Republican candidate. Doug Mastriano, who was a leader in efforts to overturn
the 2020 election in the state (and was subpoenaed by the committee), won the
Republican primary for governor. Across the country, Mr. Trump has endorsed
over 180 Republican candidates, most of whom have supported his false
stolen-election claims. This year, they have, in effect, set up a
counternarrative to the committee’s work.
To
elucidate the threat to democracy, the committee doesn’t need to wade into
overt electioneering. It simply needs to maintain a relentless focus on the
continuing threat of the Big Lie.
The
committee can do that without sacrificing bipartisanship and by maintaining
objectivity because no party has a monopoly on pro-democracy candidates, as
proved by the officials of both parties who came together to defend democracy
in 2020. In other nations where democracy has been threatened, leaders of
widely varying ideologies have set aside partisanship and joined forces against
illiberalism. The bipartisan committee and other Democrats and Republicans must
make clear the larger stakes represented by Mr. Trump’s election-denying
allies.
Finally,
the hearings should compile and make accessible as much evidence as it can to
aid federal and state prosecutors who might bring charges against possible
wrongdoers. Ultimately, it’s up to those prosecutors — most prominently at the
Justice Department and in Fulton County, Ga. — to act on the evidence. But the
committee can motivate and support them. Hearings that develop a coherent,
grounded and galvanizing narrative necessary for a successful prosecution will
help prosecutors, as well as the media and the public, to understand any
possible crimes.
If the
evidence warrants it, the committee should not shy away from transmitting
criminal referrals. Alternatively, it could share a Watergate-style “road map”
that could serve as a guide to the evidence without drawing legal conclusions.

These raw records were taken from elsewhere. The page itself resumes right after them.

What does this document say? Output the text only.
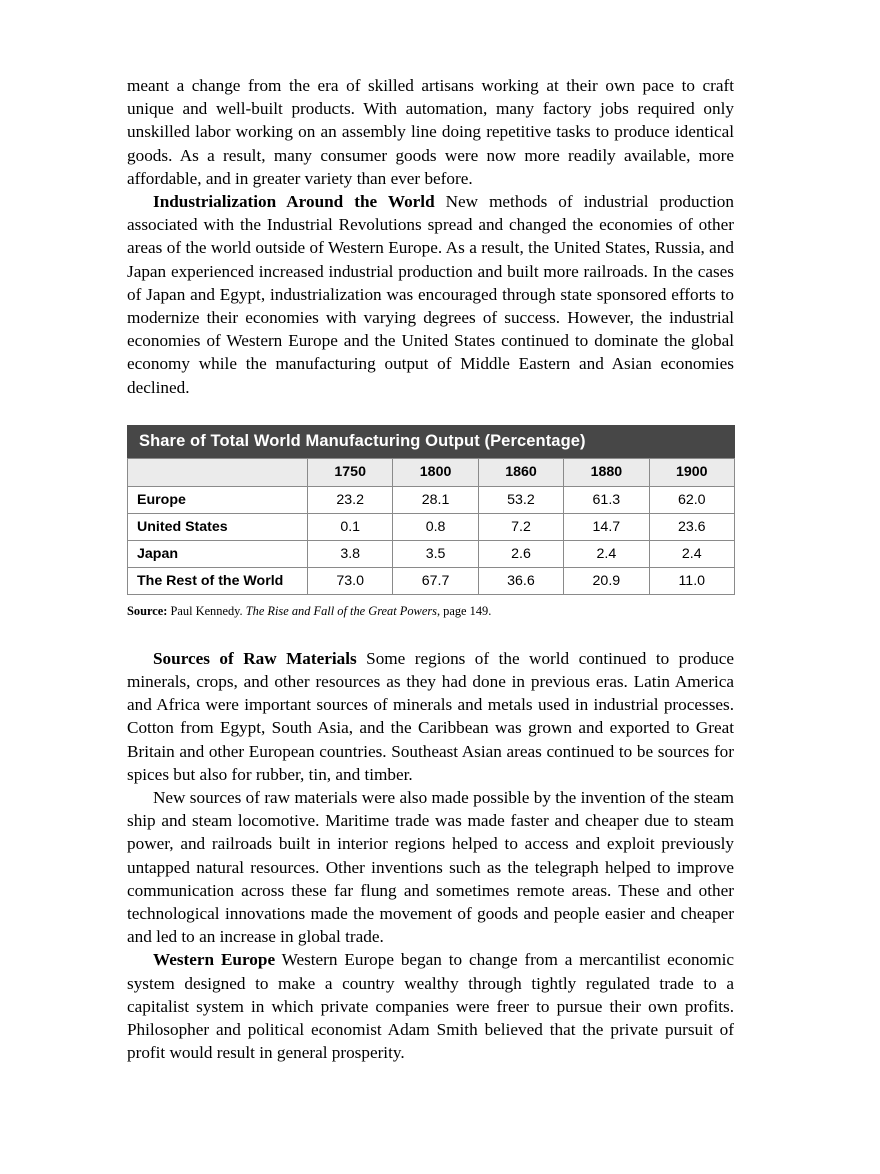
meant a change from the era of skilled artisans working at their own pace to craft unique and well-built products. With automation, many factory jobs required only unskilled labor working on an assembly line doing repetitive tasks to produce identical goods. As a result, many consumer goods were now more readily available, more affordable, and in greater variety than ever before.

Industrialization Around the World New methods of industrial production associated with the Industrial Revolutions spread and changed the economies of other areas of the world outside of Western Europe. As a result, the United States, Russia, and Japan experienced increased industrial production and built more railroads. In the cases of Japan and Egypt, industrialization was encouraged through state sponsored efforts to modernize their economies with varying degrees of success. However, the industrial economies of Western Europe and the United States continued to dominate the global economy while the manufacturing output of Middle Eastern and Asian economies declined.

Share of Total World Manufacturing Output (Percentage)
	1750	1800	1860	1880	1900
Europe	23.2	28.1	53.2	61.3	62.0
United States	0.1	0.8	7.2	14.7	23.6
Japan	3.8	3.5	2.6	2.4	2.4
The Rest of the World	73.0	67.7	36.6	20.9	11.0
Source: Paul Kennedy. The Rise and Fall of the Great Powers, page 149.

Sources of Raw Materials Some regions of the world continued to produce minerals, crops, and other resources as they had done in previous eras. Latin America and Africa were important sources of minerals and metals used in industrial processes. Cotton from Egypt, South Asia, and the Caribbean was grown and exported to Great Britain and other European countries. Southeast Asian areas continued to be sources for spices but also for rubber, tin, and timber.

New sources of raw materials were also made possible by the invention of the steam ship and steam locomotive. Maritime trade was made faster and cheaper due to steam power, and railroads built in interior regions helped to access and exploit previously untapped natural resources. Other inventions such as the telegraph helped to improve communication across these far flung and sometimes remote areas. These and other technological innovations made the movement of goods and people easier and cheaper and led to an increase in global trade.

Western Europe Western Europe began to change from a mercantilist economic system designed to make a country wealthy through tightly regulated trade to a capitalist system in which private companies were freer to pursue their own profits. Philosopher and political economist Adam Smith believed that the private pursuit of profit would result in general prosperity.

Congress has amassed a mountain of information over the course of its
investigation — which includes taking over 1,000 depositions — and prosecutors
should benefit from that.
The
ultimate success of the committee rests on whether it uses the hearings to
build a partnership with American voters to see the truth of what happened on
Jan. 6, 2021, and what is still happening.
Norman
Eisen served as special counsel to the House Judiciary Committee during the
first Trump impeachment. E. Danya Perry is a former federal prosecutor and a
New York State corruption investigator.